As lesões hepáticas provocadas pelo álcool
De acordo com o CISA, em indivíduos que fazem uso abusivo do
álcool, as doenças hepáticas mais encontradas são:
1. Esteatose alcoólica (fígado
gorduroso): o
acúmulo de gordura ocorre em quase todos os indivíduos que fazem uso abusivo e
frequente do álcool. A esteatose corresponde ao primeiro estágio da doença
hepática alcoólica. A esteatose também pode ocorrer em indivíduos diabéticos,
obesos, com desnutrição proteica severa e usuários de determinados
medicamentos.
2. Hepatite alcoólica: esta condição implica uma
inflamação e/ou destruição, como necrose, do tecido hepático. Os sintomas
incluem: perda de apetite, náusea, vômito, dor abdominal, febre e em alguns
casos, confusão mental.
3. Cirrose alcoólica: é uma forma avançada de doença
hepática decorrente de um dano progressivo das células hepáticas. O fígado tem
fibrose extensa, o que compromete o funcionamento do órgão, e até de outros
órgãos como cérebro e rins.
4. Hepatocarcinoma (câncer de fígado): o consumo crônico e abusivo de
álcool também está associado a um risco aumentado de desenvolver esse tipo de
câncer de fígado, que pode surgir em um fígado com cirrose ou, em alguns casos,
diretamente devido aos efeitos carcinogênicos do álcool.

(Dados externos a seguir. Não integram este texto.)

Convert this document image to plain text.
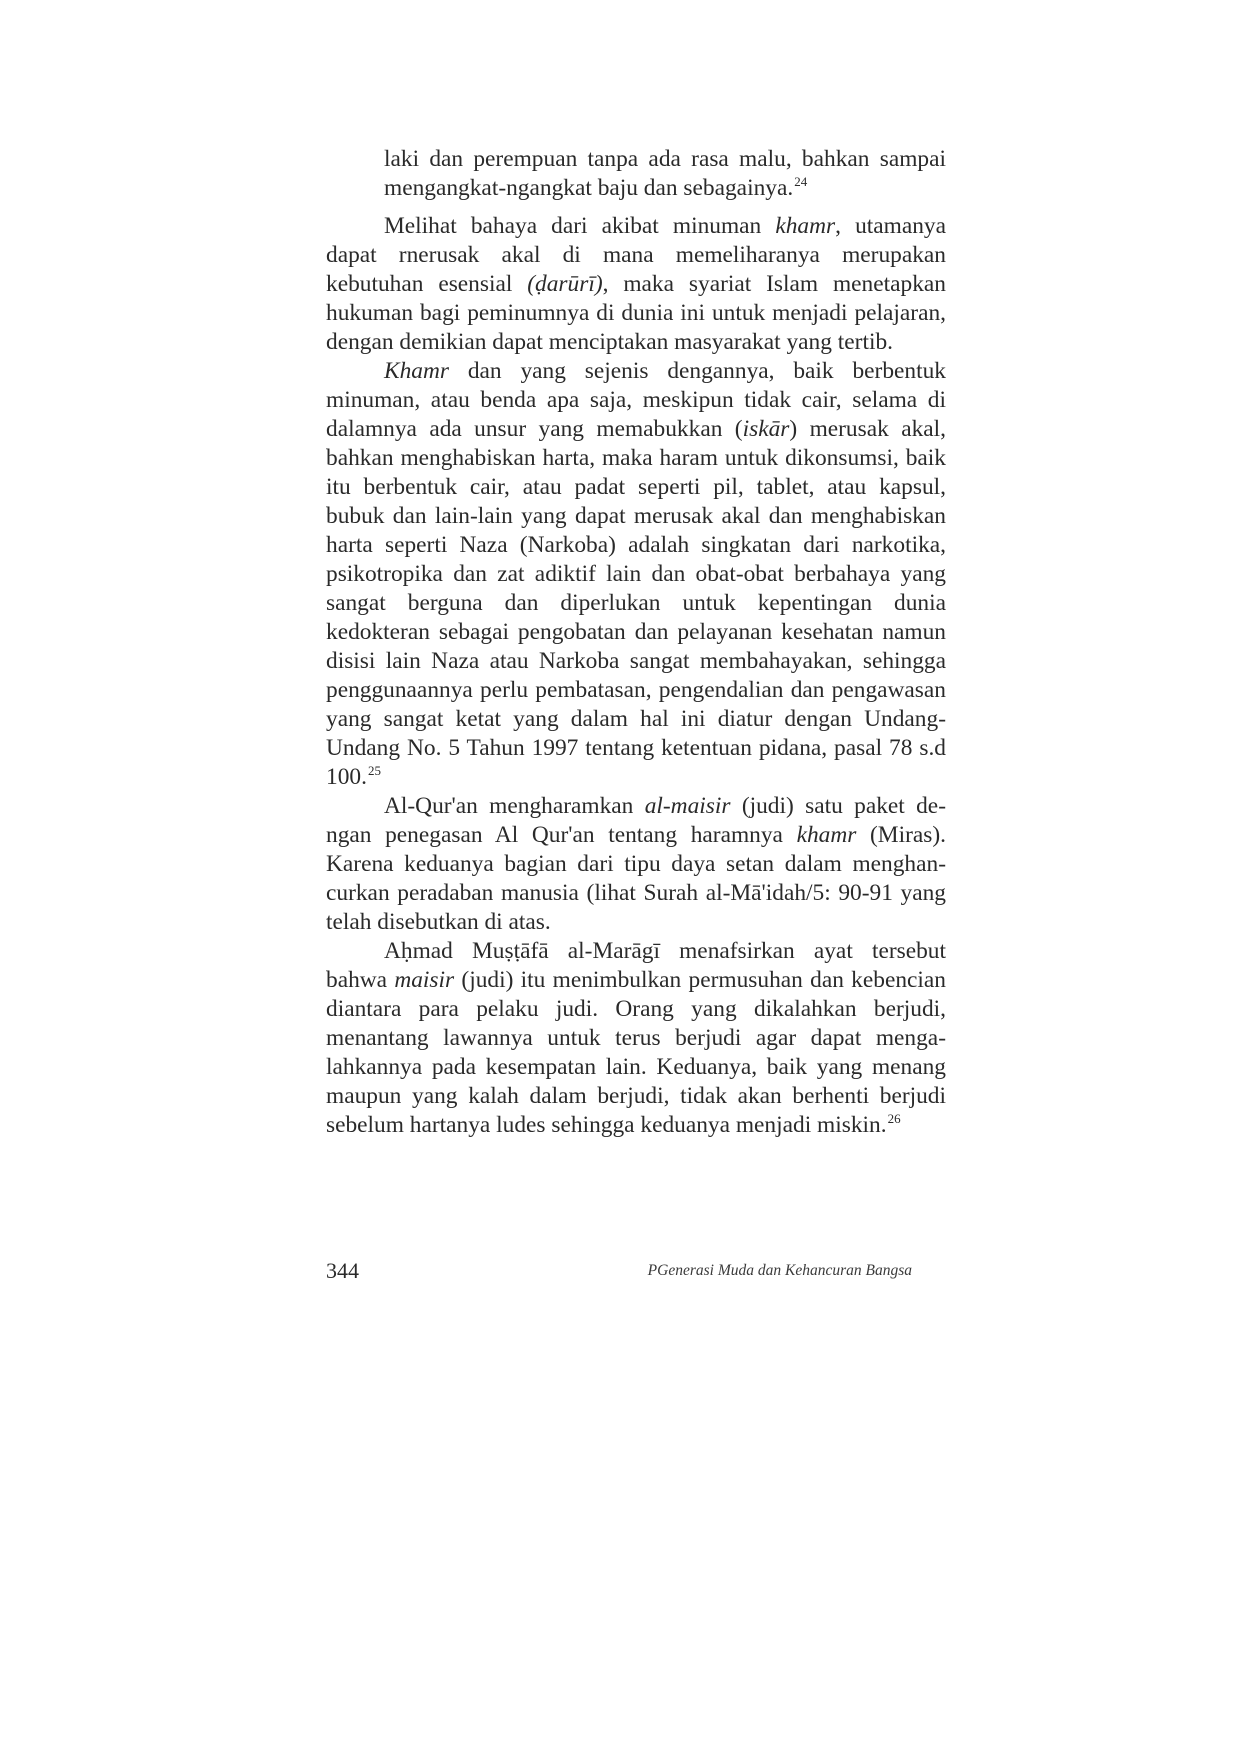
laki dan perempuan tanpa ada rasa malu, bahkan sampai mengangkat-ngangkat baju dan sebagainya.$^{24}$

Melihat bahaya dari akibat minuman khamr, utamanya dapat rnerusak akal di mana memeliharanya merupakan kebutuhan esensial (ḍarūrī), maka syariat Islam menetapkan hukuman bagi peminumnya di dunia ini untuk menjadi pelajaran, dengan demikian dapat menciptakan masyarakat yang tertib.

Khamr dan yang sejenis dengannya, baik berbentuk minuman, atau benda apa saja, meskipun tidak cair, selama di dalamnya ada unsur yang memabukkan (iskār) merusak akal, bahkan menghabiskan harta, maka haram untuk dikonsumsi, baik itu berbentuk cair, atau padat seperti pil, tablet, atau kapsul, bubuk dan lain-lain yang dapat merusak akal dan menghabiskan harta seperti Naza (Narkoba) adalah singkatan dari narkotika, psikotropika dan zat adiktif lain dan obat-obat berbahaya yang sangat berguna dan diperlukan untuk kepentingan dunia kedokteran sebagai pengobatan dan pelayanan kesehatan namun disisi lain Naza atau Narkoba sangat membahayakan, sehingga penggunaannya perlu pembatasan, pengendalian dan pengawasan yang sangat ketat yang dalam hal ini diatur dengan Undang-Undang No. 5 Tahun 1997 tentang ketentuan pidana, pasal 78 s.d 100.25

Al-Qur'an mengharamkan al-maisir (judi) satu paket dengan penegasan Al Qur'an tentang haramnya khamr (Miras). Karena keduanya bagian dari tipu daya setan dalam menghancurkan peradaban manusia (lihat Surah al-Mā'idah/5: 90-91 yang telah disebutkan di atas.

Aḥmad Muṣṭāfā al-Marāgī menafsirkan ayat tersebut bahwa maisir (judi) itu menimbulkan permusuhan dan kebencian diantara para pelaku judi. Orang yang dikalahkan berjudi, menantang lawannya untuk terus berjudi agar dapat mengalahkannya pada kesempatan lain. Keduanya, baik yang menang maupun yang kalah dalam berjudi, tidak akan berhenti berjudi sebelum hartanya ludes sehingga keduanya menjadi miskin.$^{26}$

344	PGenerasi Muda dan Kehancuran Bangsa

23,6 milhões de pessoas com cirrose
De acordo com o Centro de Informações sobre Saúde e Álcool
(CISA), estima-se que 23,6 milhões de pessoas em todo o mundo apresentem
cirrose associada ao álcool, com aproximadamente 10% desses casos
apresentando-se com doença descompensada. Mas a doença hepática alcoólica
muitas vezes não é diagnosticada. Por isso, sua verdadeira carga é
provavelmente subestimada.
Mesmo níveis muito baixos de consumo de álcool aumentam o
risco de mortalidade relacionada à cirrose demonstrou uma meta-análise
publicada em 2010, que reuniu 17 estudos.

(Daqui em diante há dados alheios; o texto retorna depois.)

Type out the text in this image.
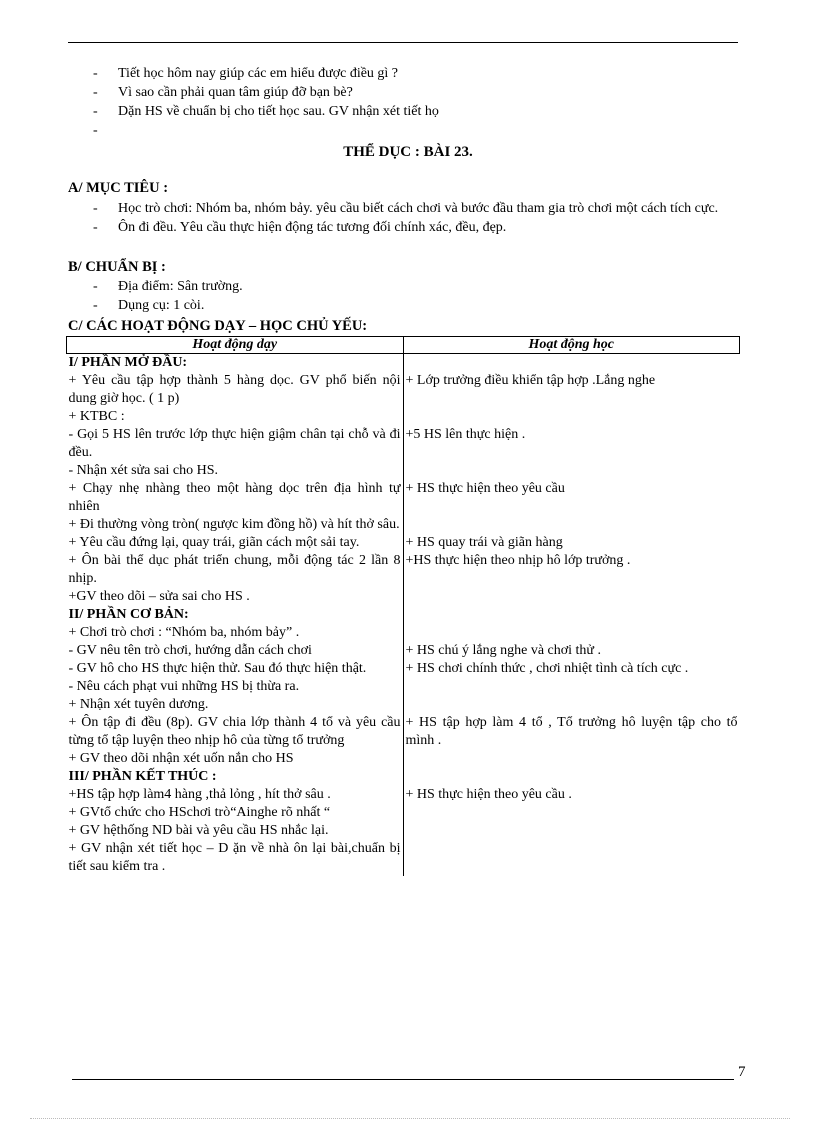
- Tiết học hôm nay giúp các em hiểu được điều gì ?
- Vì sao cần phải quan tâm giúp đỡ bạn bè?
- Dặn HS về chuẩn bị cho tiết học sau. GV nhận xét tiết họ
-
THỂ DỤC : BÀI 23.
A/ MỤC TIÊU :
- Học trò chơi: Nhóm ba, nhóm bảy. yêu cầu biết cách chơi và bước đầu tham gia trò chơi một cách tích cực.
- Ôn đi đều. Yêu cầu thực hiện động tác tương đối chính xác, đều, đẹp.
B/ CHUẨN BỊ :
- Địa điểm: Sân trường.
- Dụng cụ: 1 còi.
C/ CÁC HOẠT ĐỘNG DẠY – HỌC CHỦ YẾU:
Hoạt động dạy	Hoạt động học
I/ PHẦN MỞ ĐẦU:	
+ Yêu cầu tập hợp thành 5 hàng dọc. GV phổ biến nội dung giờ học. ( 1 p)	+ Lớp trưởng điều khiển tập hợp .Lắng nghe
+ KTBC :	
- Gọi 5 HS lên trước lớp thực hiện giậm chân tại chỗ và đi đều.	+5 HS lên thực hiện .
- Nhận xét sửa sai cho HS.	
+ Chạy nhẹ nhàng theo một hàng dọc trên địa hình tự nhiên	+ HS thực hiện theo yêu cầu
+ Đi thường vòng tròn( ngược kim đồng hồ) và hít thở sâu.	
+ Yêu cầu đứng lại, quay trái, giãn cách một sải tay.	+ HS quay trái và giãn hàng
+ Ôn bài thể dục phát triển chung, mỗi động tác 2 lần 8 nhịp.	+HS thực hiện theo nhịp hô lớp trưởng .
+GV theo dõi – sửa sai cho HS .	
II/ PHẦN CƠ BẢN:	
+ Chơi trò chơi : “Nhóm ba, nhóm bảy” .	
- GV nêu tên trò chơi, hướng dẫn cách chơi	+ HS chú ý lắng nghe và chơi thử .
- GV hô cho HS thực hiện thử. Sau đó thực hiện thật.	+ HS chơi chính thức , chơi nhiệt tình cà tích cực .
- Nêu cách phạt vui những HS bị thừa ra.	
+ Nhận xét tuyên dương.	
+ Ôn tập đi đều (8p). GV chia lớp thành 4 tổ và yêu cầu từng tổ tập luyện theo nhịp hô của từng tổ trưởng	+ HS tập hợp làm 4 tổ , Tổ trưởng hô luyện tập cho tổ mình .
+ GV theo dõi nhận xét uốn nắn cho HS	
III/ PHẦN KẾT THÚC :	
+HS tập hợp làm4 hàng ,thả lỏng , hít thở sâu .	+ HS thực hiện theo yêu cầu .
+ GVtổ chức cho HSchơi trò“Ainghe rõ nhất “	
+ GV hệthống ND bài và yêu cầu HS nhắc lại.	
+ GV nhận xét tiết học – D ặn về nhà ôn lại bài,chuẩn bị tiết sau kiểm tra .	
7
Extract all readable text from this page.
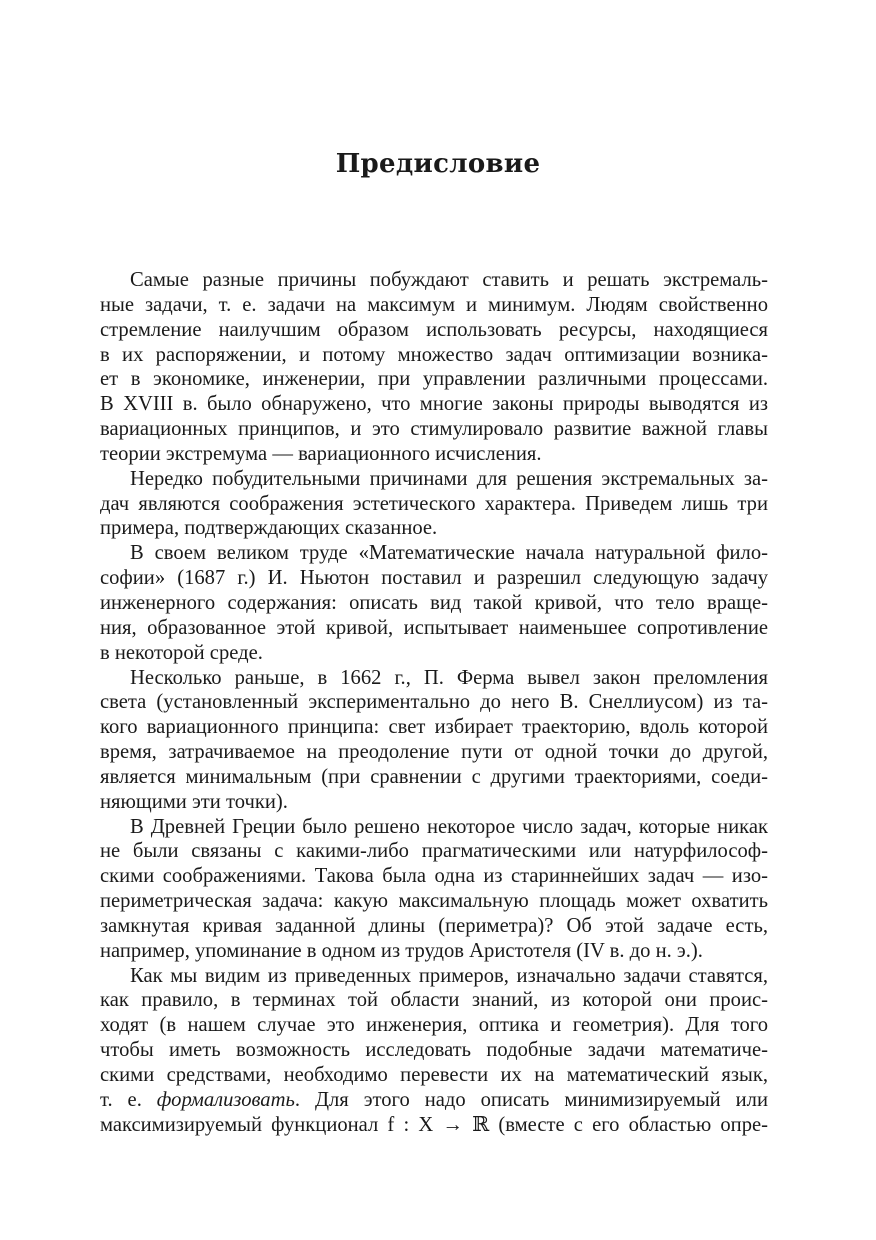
Предисловие
Самые разные причины побуждают ставить и решать экстремаль-
ные задачи, т. е. задачи на максимум и минимум. Людям свойственно
стремление наилучшим образом использовать ресурсы, находящиеся
в их распоряжении, и потому множество задач оптимизации возника-
ет в экономике, инженерии, при управлении различными процессами.
В XVIII в. было обнаружено, что многие законы природы выводятся из
вариационных принципов, и это стимулировало развитие важной главы
теории экстремума — вариационного исчисления.
Нередко побудительными причинами для решения экстремальных за-
дач являются соображения эстетического характера. Приведем лишь три
примера, подтверждающих сказанное.
В своем великом труде «Математические начала натуральной фило-
софии» (1687 г.) И. Ньютон поставил и разрешил следующую задачу
инженерного содержания: описать вид такой кривой, что тело враще-
ния, образованное этой кривой, испытывает наименьшее сопротивление
в некоторой среде.
Несколько раньше, в 1662 г., П. Ферма вывел закон преломления
света (установленный экспериментально до него В. Снеллиусом) из та-
кого вариационного принципа: свет избирает траекторию, вдоль которой
время, затрачиваемое на преодоление пути от одной точки до другой,
является минимальным (при сравнении с другими траекториями, соеди-
няющими эти точки).
В Древней Греции было решено некоторое число задач, которые никак
не были связаны с какими-либо прагматическими или натурфилософ-
скими соображениями. Такова была одна из стариннейших задач — изо-
периметрическая задача: какую максимальную площадь может охватить
замкнутая кривая заданной длины (периметра)? Об этой задаче есть,
например, упоминание в одном из трудов Аристотеля (IV в. до н. э.).
Как мы видим из приведенных примеров, изначально задачи ставятся,
как правило, в терминах той области знаний, из которой они проис-
ходят (в нашем случае это инженерия, оптика и геометрия). Для того
чтобы иметь возможность исследовать подобные задачи математиче-
скими средствами, необходимо перевести их на математический язык,
т. е. формализовать. Для этого надо описать минимизируемый или
максимизируемый функционал f : X → ℝ (вместе с его областью опре-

Esse risco é acentuado com o aumento do consumo, com homens e
mulheres que consomem mais de 60 g de álcool por dia – o equivalente a três
latas de cerveja, duas taças de vinho ou quatro doses de destilado). Esse
consumo apresenta um risco 14 vezes maior para homens e 22,7 vezes maior para
mulheres, de morte relacionada à cirrose, em comparação com não bebedores.